Tag: Technopoly

Saint Benedict in Technopoly

Perhaps it was because I had just finished reading Neil Postman’s 1992 book Technopoly: The Surrender of Culture to Technology when I started in on Rod Dreher’s latest, The Benedict Option: A Strategy for Christians in a Post-Christian Nation, but I was detecting a subtle yet strong Postmanian vibe throughout the book. Then, when Dreher actually quoted Technopoly, I realized that wasn’t a coincidence.

First, a disclaimer: I am (briefly) in The Benedict Option. When Dreher put out a call on his blog for examples of Christian-run businesses, I emailed him about Reba Place Fellowship, the intentional Christian community that over the years has spun off church ministries into actual businesses, like a bicycle repair shop and an Amish furniture store. Months later, in a reply to my comment on one of his unrelated blog posts, he told me I was in the book, much to my surprise. And sure enough, on page 189 there was my name and a short paragraph adapted from my email about Reba.

I felt compelled to alert Dreher about RPF not only because I think they are a living, functional example of the Benedict Option in action, but also because I’ve followed Rod Dreher’s blog for a while, really enjoyed his books Crunchy Cons and The Little Way of Ruthie Leming, and hoped his new one would contribute to the conversation about religious engagement in civic life.

The Benedict Option really does feel like the secular successor to Technopoly.
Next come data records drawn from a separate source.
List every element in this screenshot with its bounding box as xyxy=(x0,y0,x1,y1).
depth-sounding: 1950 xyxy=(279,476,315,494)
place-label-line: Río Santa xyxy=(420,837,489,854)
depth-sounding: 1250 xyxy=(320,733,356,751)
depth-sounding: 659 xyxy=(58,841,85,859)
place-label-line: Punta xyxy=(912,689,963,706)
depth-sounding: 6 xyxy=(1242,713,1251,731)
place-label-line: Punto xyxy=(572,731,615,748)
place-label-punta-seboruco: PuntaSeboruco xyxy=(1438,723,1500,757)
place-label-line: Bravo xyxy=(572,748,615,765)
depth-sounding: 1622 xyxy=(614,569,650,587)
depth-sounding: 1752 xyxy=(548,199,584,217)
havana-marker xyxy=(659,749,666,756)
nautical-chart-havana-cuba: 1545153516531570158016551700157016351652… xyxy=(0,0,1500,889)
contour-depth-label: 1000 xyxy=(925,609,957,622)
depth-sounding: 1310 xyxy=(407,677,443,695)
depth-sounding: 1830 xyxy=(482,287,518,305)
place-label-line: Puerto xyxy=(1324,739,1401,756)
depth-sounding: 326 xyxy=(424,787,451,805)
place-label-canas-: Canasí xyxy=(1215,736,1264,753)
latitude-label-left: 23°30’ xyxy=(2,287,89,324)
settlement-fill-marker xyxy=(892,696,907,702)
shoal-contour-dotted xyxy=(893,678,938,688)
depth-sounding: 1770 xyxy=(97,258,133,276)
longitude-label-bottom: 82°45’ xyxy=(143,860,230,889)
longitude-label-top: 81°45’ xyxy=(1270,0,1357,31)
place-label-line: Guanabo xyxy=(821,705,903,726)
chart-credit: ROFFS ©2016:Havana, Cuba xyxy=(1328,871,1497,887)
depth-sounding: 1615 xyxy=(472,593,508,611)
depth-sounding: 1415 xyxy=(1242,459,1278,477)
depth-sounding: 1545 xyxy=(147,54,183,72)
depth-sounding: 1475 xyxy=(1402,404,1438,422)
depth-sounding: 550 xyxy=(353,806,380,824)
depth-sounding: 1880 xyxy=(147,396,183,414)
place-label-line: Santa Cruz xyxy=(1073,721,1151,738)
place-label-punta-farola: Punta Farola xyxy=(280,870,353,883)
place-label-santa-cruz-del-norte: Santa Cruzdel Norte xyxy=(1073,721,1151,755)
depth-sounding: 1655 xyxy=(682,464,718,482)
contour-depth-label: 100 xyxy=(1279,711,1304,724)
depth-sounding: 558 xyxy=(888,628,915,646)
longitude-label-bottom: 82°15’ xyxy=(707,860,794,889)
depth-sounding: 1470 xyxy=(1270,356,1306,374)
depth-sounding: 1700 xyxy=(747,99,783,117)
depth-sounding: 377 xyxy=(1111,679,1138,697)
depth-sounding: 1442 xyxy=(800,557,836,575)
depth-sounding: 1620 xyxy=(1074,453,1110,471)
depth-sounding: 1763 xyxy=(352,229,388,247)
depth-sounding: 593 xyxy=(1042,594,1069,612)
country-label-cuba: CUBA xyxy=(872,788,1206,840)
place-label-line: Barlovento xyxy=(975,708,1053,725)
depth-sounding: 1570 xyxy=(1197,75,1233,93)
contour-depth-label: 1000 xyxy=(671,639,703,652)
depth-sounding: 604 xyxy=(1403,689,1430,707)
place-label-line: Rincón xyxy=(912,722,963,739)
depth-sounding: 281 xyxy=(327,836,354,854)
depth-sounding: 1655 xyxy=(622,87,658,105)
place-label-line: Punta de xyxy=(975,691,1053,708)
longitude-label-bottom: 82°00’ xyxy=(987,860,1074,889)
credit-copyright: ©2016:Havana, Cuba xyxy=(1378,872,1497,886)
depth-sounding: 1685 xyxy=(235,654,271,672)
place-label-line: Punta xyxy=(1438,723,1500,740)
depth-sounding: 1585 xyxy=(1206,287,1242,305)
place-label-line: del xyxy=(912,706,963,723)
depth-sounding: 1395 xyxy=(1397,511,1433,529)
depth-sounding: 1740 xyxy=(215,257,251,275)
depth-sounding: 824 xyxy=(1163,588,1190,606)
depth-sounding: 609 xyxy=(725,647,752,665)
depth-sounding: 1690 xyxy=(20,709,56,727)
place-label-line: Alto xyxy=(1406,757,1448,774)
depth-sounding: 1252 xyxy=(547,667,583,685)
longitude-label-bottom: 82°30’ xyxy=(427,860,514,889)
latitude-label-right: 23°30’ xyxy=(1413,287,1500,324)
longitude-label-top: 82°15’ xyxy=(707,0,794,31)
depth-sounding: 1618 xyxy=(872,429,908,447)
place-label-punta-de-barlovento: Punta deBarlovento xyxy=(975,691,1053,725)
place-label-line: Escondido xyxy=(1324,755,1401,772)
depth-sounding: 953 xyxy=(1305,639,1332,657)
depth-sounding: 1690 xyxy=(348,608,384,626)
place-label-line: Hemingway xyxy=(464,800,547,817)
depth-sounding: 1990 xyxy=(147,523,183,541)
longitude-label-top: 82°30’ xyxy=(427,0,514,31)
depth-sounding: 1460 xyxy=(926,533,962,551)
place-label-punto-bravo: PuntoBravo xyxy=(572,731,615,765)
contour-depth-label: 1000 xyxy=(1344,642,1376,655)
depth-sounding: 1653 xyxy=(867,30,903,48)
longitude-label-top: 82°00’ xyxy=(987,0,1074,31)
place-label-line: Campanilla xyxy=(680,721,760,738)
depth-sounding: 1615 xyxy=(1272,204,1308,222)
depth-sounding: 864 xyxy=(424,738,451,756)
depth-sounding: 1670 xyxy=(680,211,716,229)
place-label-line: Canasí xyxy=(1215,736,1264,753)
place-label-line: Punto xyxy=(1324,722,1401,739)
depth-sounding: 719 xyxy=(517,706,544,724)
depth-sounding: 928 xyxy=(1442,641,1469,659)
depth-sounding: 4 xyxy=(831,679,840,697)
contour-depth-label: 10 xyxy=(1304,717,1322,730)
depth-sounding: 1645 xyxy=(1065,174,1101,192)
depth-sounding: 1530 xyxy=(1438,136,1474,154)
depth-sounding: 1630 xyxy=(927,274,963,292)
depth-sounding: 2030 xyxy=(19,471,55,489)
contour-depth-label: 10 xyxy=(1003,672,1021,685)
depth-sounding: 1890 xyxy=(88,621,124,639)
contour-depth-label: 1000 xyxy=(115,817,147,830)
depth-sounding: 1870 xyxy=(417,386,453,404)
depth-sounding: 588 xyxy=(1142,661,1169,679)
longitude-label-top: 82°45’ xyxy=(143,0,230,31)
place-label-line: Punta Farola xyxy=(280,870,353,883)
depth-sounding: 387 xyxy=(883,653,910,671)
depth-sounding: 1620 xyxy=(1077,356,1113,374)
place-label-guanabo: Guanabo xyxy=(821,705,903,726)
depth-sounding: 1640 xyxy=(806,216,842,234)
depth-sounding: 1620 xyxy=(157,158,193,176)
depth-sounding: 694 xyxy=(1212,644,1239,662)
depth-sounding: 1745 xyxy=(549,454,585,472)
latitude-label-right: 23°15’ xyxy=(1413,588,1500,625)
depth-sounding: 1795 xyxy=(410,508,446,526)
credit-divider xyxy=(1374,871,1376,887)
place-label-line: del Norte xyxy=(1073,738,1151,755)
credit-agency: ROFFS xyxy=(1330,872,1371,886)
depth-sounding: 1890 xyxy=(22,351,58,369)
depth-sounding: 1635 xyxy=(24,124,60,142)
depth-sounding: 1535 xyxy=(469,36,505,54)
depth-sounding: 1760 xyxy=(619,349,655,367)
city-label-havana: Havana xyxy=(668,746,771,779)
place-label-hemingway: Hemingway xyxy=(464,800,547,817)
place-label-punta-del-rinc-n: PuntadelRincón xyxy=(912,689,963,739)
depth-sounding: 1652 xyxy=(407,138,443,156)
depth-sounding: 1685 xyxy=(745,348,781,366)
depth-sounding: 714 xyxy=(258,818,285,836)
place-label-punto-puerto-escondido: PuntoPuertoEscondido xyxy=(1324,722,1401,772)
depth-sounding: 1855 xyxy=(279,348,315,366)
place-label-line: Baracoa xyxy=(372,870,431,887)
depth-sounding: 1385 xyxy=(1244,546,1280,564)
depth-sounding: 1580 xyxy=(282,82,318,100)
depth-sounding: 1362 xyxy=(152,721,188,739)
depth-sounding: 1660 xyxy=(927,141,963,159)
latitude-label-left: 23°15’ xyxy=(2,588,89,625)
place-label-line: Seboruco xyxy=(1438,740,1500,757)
The two books share a pessimism about the Way Things Are Now and a dire outlook of what’s to come. Dreher’s thesis is that Christians have lost the culture wars and need to reconsider their embedded relationship with the wider (Western) culture, in order to strengthen what’s left of the Church before a new anti-religion dark age descends. This seems like a natural response to the trajectory of Postman’s theory of the Technopoly, which he defines as “totalitarian technocracy” and “the submission of all forms of cultural life to the sovereignty of technique and technology.

Written 25 years ago, several passages in Technopoly would be right at home in The Benedict Option, like the one about the erosion of cultural symbols:

In Technopoly, the trivialization of significant cultural symbols is largely conducted by commercial enterprise. This occurs not because corporate America is greedy but because the adoration of technology preempts the adoration of anything else. … Tradition is, in fact, nothing but the acknowledgment of the authority of symbols and the relevance of the narratives that gave birth to them. With the erosion of symbols there follows a loss of narrative, which is one of the most debilitating consequences of Technopoly’s power.

And Technopoly’s hollow solipsism:

The Technopoly story is without a moral center. It puts in its place efficiency, interest, and economic advantage. It promises heaven on earth through the conveniences of technological progress. It casts aside all traditional narratives and symbols that suggest stability and orderliness, and tells, instead, of a life of skills, technical expertise, and the ecstasy of consumption. Its purpose is to produce functionaries for an ongoing Technopoly.

Technopoly offers so much more to unpack, much of it specifically related to technology and education, but another nugget I thought aligned very well with Dreher’s Benedict Option is Postman’s call for “those who wish to defend themselves against the worst effects of the American Technopoly” to become “loving resistance fighters.” He defines a technological resistance fighter as someone who “maintains an epistemological and psychic distance from any technology, so that it always appears somewhat strange, never inevitable, never natural.”

Religious resistance fighters don’t “run for the hills” as critics of the Benedict Option would have it say. (Though Dreher does end the book with Benedictine monks in Italy literally running for the hills after an earthquake destroys their monastery—a reasonable action, but ironic given his frustration for the “run for the hills” criticism.) In fact, the work of resistance requires direct engagement within the larger cultural life. But it also requires deliberate and distinctive separation—if not physically, then spiritually, ethically, and intellectually.

Dreher bemoans the submission of churchgoers to the pressures of secular culture (i.e. the Technopoly), whether it’s the now widespread acceptance of gay marriage, the rootless and self-interested browsing of different churches, or the unfettered access to technology parents allow their children. The principles in the Rule of St. Benedict, originally established for sixth-century monks cloistered away from the chaotic post-Rome Europe, offer a way for modern Christians to shore up their spiritual discipline while reconnecting with ancient traditions.

Most of his proposals (neatly summarized here) should not be terribly controversial among committed believers, though some, like pulling your kids out of public school, seem unduly influenced by his alarmism and are much easier said than done.

But that seems to be his point: Christianity isn’t supposed to be easy. Monks don’t join a monastery to sit around and avoid the world; they work hard! They take the claims and commandments of their Savior and Scripture seriously and endeavor to follow them.

Postman has been proven right. He didn’t live to see today’s wholesale surrender to smartphones and Silicon Valley’s tech-utopianism, but he’d have a serious case of the “I told you so”s if he did. Whether Dreher’s predictions for the demise of Christianity also come to pass remains to be seen, but you don’t have to be a doomsday prepping zealot to realize that it is good to hope for the best while preparing for the worst.